New Yorker (Nov 6, 2019)
A year ago, Voyager 2 officially left our solar system, crossing the heliopause — the area where the sun's influence ceases — and into interstellar space. Recently published data from that event show that this passage was quick compared to Voyager 1, which took a month to traverse the border region. Scientists are working to understand how this area can vary so much in size, and what its overall shape might be.
Until then, humanity’s two intrepid interstellar travellers will continue to define our current understanding.
Scientific American (Nov 4, 2019)
A lot of today's economy depends on GPS, and the system is more fragile and vulnerable to hacking than many people would like. Besides obvious things like navigation, everything from cell networks to banking to shipping to first responders rely on the accuracy of the satellite system. Other countries are developing their own networks, and alternative technologies are being tested.

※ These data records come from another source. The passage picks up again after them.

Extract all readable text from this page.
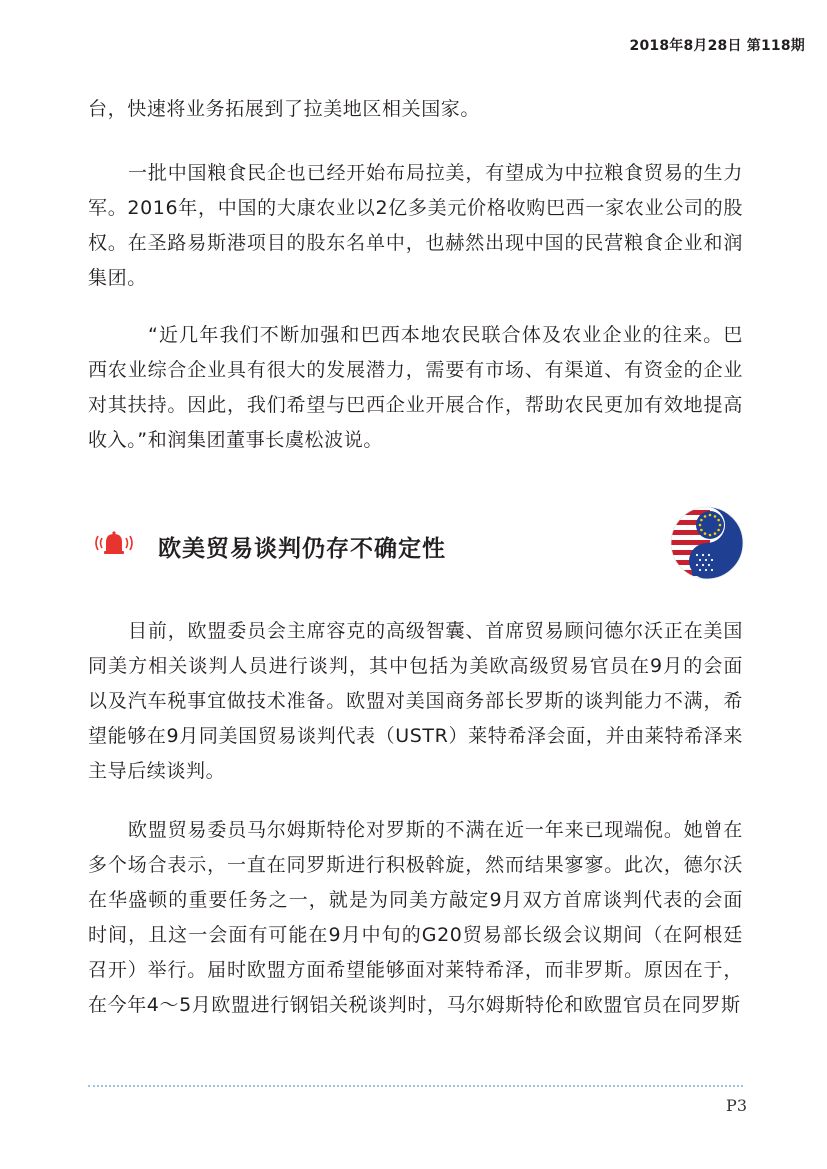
2018年8月28日 第118期

台，快速将业务拓展到了拉美地区相关国家。

一批中国粮食民企也已经开始布局拉美，有望成为中拉粮食贸易的生力军。2016年，中国的大康农业以2亿多美元价格收购巴西一家农业公司的股权。在圣路易斯港项目的股东名单中，也赫然出现中国的民营粮食企业和润集团。

“近几年我们不断加强和巴西本地农民联合体及农业企业的往来。巴西农业综合企业具有很大的发展潜力，需要有市场、有渠道、有资金的企业对其扶持。因此，我们希望与巴西企业开展合作，帮助农民更加有效地提高收入。”和润集团董事长虞松波说。

欧美贸易谈判仍存不确定性

目前，欧盟委员会主席容克的高级智囊、首席贸易顾问德尔沃正在美国同美方相关谈判人员进行谈判，其中包括为美欧高级贸易官员在9月的会面以及汽车税事宜做技术准备。欧盟对美国商务部长罗斯的谈判能力不满，希望能够在9月同美国贸易谈判代表（USTR）莱特希泽会面，并由莱特希泽来主导后续谈判。

欧盟贸易委员马尔姆斯特伦对罗斯的不满在近一年来已现端倪。她曾在多个场合表示，一直在同罗斯进行积极斡旋，然而结果寥寥。此次，德尔沃在华盛顿的重要任务之一，就是为同美方敲定9月双方首席谈判代表的会面时间，且这一会面有可能在9月中旬的G20贸易部长级会议期间（在阿根廷召开）举行。届时欧盟方面希望能够面对莱特希泽，而非罗斯。原因在于，在今年4～5月欧盟进行钢铝关税谈判时，马尔姆斯特伦和欧盟官员在同罗斯

P3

But is it wise for the rest of the world to rely on their continued largesse?
BBC (Nov 6, 2019)
New evidence suggests that the universe might be spherical. Much debate on the subject has focused on the amount of matter in the universe; a curved shape would mean that it's sufficiently massive to stop expanding at some point and begin contracting. Surfeit is a cool Old French word meaning "surplus" or "excess": surfaire literally means "to overdo". Impress your family at Thanksgiving by saying "I fear I have eaten a surfeit of pumpkin pie and am expanding like the universe".

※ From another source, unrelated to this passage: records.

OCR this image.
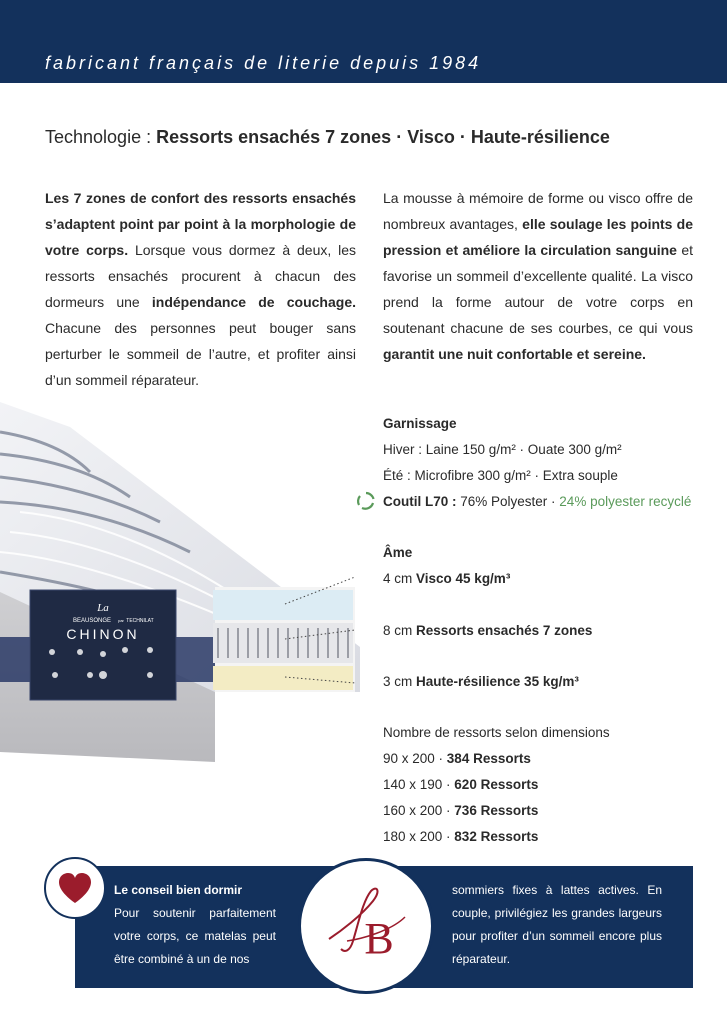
fabricant français de literie depuis 1984
Technologie : Ressorts ensachés 7 zones · Visco · Haute-résilience
Les 7 zones de confort des ressorts ensachés s’adaptent point par point à la morphologie de votre corps. Lorsque vous dormez à deux, les ressorts ensachés procurent à chacun des dormeurs une indépendance de couchage. Chacune des personnes peut bouger sans perturber le sommeil de l’autre, et profiter ainsi d’un sommeil réparateur.
La mousse à mémoire de forme ou visco offre de nombreux avantages, elle soulage les points de pression et améliore la circulation sanguine et favorise un sommeil d’excellente qualité. La visco prend la forme autour de votre corps en soutenant chacune de ses courbes, ce qui vous garantit une nuit confortable et sereine.
La
BEAUSONGE par TECHNILAT
CHINON
Garnissage
Hiver : Laine 150 g/m² · Ouate 300 g/m²
Été : Microfibre 300 g/m² · Extra souple
Coutil L70 : 76% Polyester · 24% polyester recyclé
Âme
4 cm Visco 45 kg/m³
8 cm Ressorts ensachés 7 zones
3 cm Haute-résilience 35 kg/m³
Nombre de ressorts selon dimensions
90 x 200 · 384 Ressorts
140 x 190 · 620 Ressorts
160 x 200 · 736 Ressorts
180 x 200 · 832 Ressorts
Le conseil bien dormir
Pour soutenir parfaitement votre corps, ce matelas peut être combiné à un de nos	B
sommiers fixes à lattes actives. En couple, privilégiez les grandes largeurs pour profiter d’un sommeil encore plus réparateur.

A surfeit of gravitational lensing events — caused by massive objects bending light — exceeded what was expected, and was affecting the cosmic microwave background radiation, according to the study.
Salon (Nov 5, 2019)
Some senators are proposing a bill they call the Filter Bubble Transparency Act (FBTA), which will regulate the way social media sites use consumer data to show users content like ads. The bill will also allow users to opt out of receiving targeted content. Critics of the bill say the terminology used is too vague and that the bill is too confusing to be effective.

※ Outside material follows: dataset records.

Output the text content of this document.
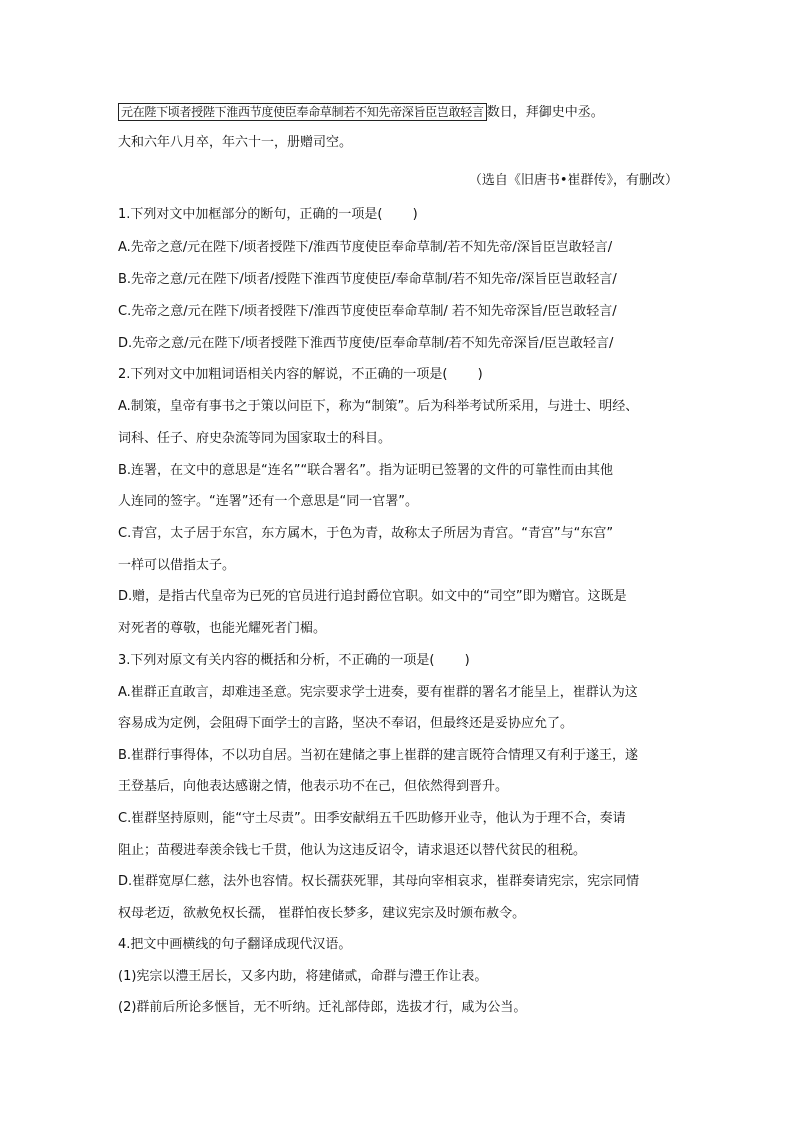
元在陛下顷者授陛下淮西节度使臣奉命草制若不知先帝深旨臣岂敢轻言 数日，拜御史中丞。
大和六年八月卒，年六十一，册赠司空。
（选自《旧唐书•崔群传》，有删改）
1.下列对文中加框部分的断句，正确的一项是(　　 )
A.先帝之意/元在陛下/顷者授陛下/淮西节度使臣奉命草制/若不知先帝/深旨臣岂敢轻言/
B.先帝之意/元在陛下/顷者/授陛下淮西节度使臣/奉命草制/若不知先帝/深旨臣岂敢轻言/
C.先帝之意/元在陛下/顷者授陛下/淮西节度使臣奉命草制/ 若不知先帝深旨/臣岂敢轻言/
D.先帝之意/元在陛下/顷者授陛下淮西节度使/臣奉命草制/若不知先帝深旨/臣岂敢轻言/
2.下列对文中加粗词语相关内容的解说，不正确的一项是(　　 )
A.制策，皇帝有事书之于策以问臣下，称为“制策”。后为科举考试所采用，与进士、明经、
词科、任子、府史杂流等同为国家取士的科目。
B.连署，在文中的意思是“连名”“联合署名”。指为证明已签署的文件的可靠性而由其他
人连同的签字。“连署”还有一个意思是“同一官署”。
C.青宫，太子居于东宫，东方属木，于色为青，故称太子所居为青宫。“青宫”与“东宫”
一样可以借指太子。
D.赠，是指古代皇帝为已死的官员进行追封爵位官职。如文中的“司空”即为赠官。这既是
对死者的尊敬，也能光耀死者门楣。
3.下列对原文有关内容的概括和分析，不正确的一项是(　　 )
A.崔群正直敢言，却难违圣意。宪宗要求学士进奏，要有崔群的署名才能呈上，崔群认为这
容易成为定例，会阻碍下面学士的言路，坚决不奉诏，但最终还是妥协应允了。
B.崔群行事得体，不以功自居。当初在建储之事上崔群的建言既符合情理又有利于遂王，遂
王登基后，向他表达感谢之情，他表示功不在己，但依然得到晋升。
C.崔群坚持原则，能“守土尽责”。田季安献绢五千匹助修开业寺，他认为于理不合，奏请
阻止；苗稷进奉羡余钱七千贯，他认为这违反诏令，请求退还以替代贫民的租税。
D.崔群宽厚仁慈，法外也容情。权长孺获死罪，其母向宰相哀求，崔群奏请宪宗，宪宗同情
权母老迈，欲赦免权长孺， 崔群怕夜长梦多，建议宪宗及时颁布赦令。
4.把文中画横线的句子翻译成现代汉语。
(1)宪宗以澧王居长，又多内助，将建储贰，命群与澧王作让表。
(2)群前后所论多惬旨，无不听纳。迁礼部侍郎，选拔才行，咸为公当。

And it super-pinkie-promises that nothing untoward will ever happen to Americans’ data.
The Verge (Nov 6, 2019)
As antibiotic-resistant bacteria become a serious problem, some people are looking to phages as a possible solution. Phages are a type of virus that attack bacteria, hijacking their metabolism to reproduce. Unlike antibiotics, they each target only one specific species of bacterium and may not have side effects. Studies are underway, but many questions remain before these treatments can enter widespread use.
Given the vagary of cocktails, some researchers say phages should be genetically engineered to bind to specific receptors and also to kill bacteria in novel ways.
Scientific American (Nov 7, 2019)
This roundup of noteworthy new science books includes a review of Lightspeed, the history of efforts to measure the speed of light. Since the speed of light — which is constant, and which cannot be exceeded — is central to physics, it's an important story. Vignette refers to a short description, like the reviews in this list of books. It also means an image with faded edges; there's a vignette function in Instagram's editing tools that darkens the corners of your selfie.
Despite its appealing vignettes of great physicists, this is a challenging read.
Nature (Nov 6, 2019)
"OK, boomer" has fast become the ultimate put-down for young people to deploy against their elders, including members of Generation X who aren't boomers at all. To illustrate its effectiveness, many older commentators have expressed outrage at the phrase, an age-specific "whatever" well-suited to a time when young people are mobilizing to solve problems that their parents have not been willing or able to address. Vitium means "fault" in Latin; it's the word we get vice from.
Millennials have allied with Gen Z, and managed to vitiate the meme in the process by, basically, overdoing it.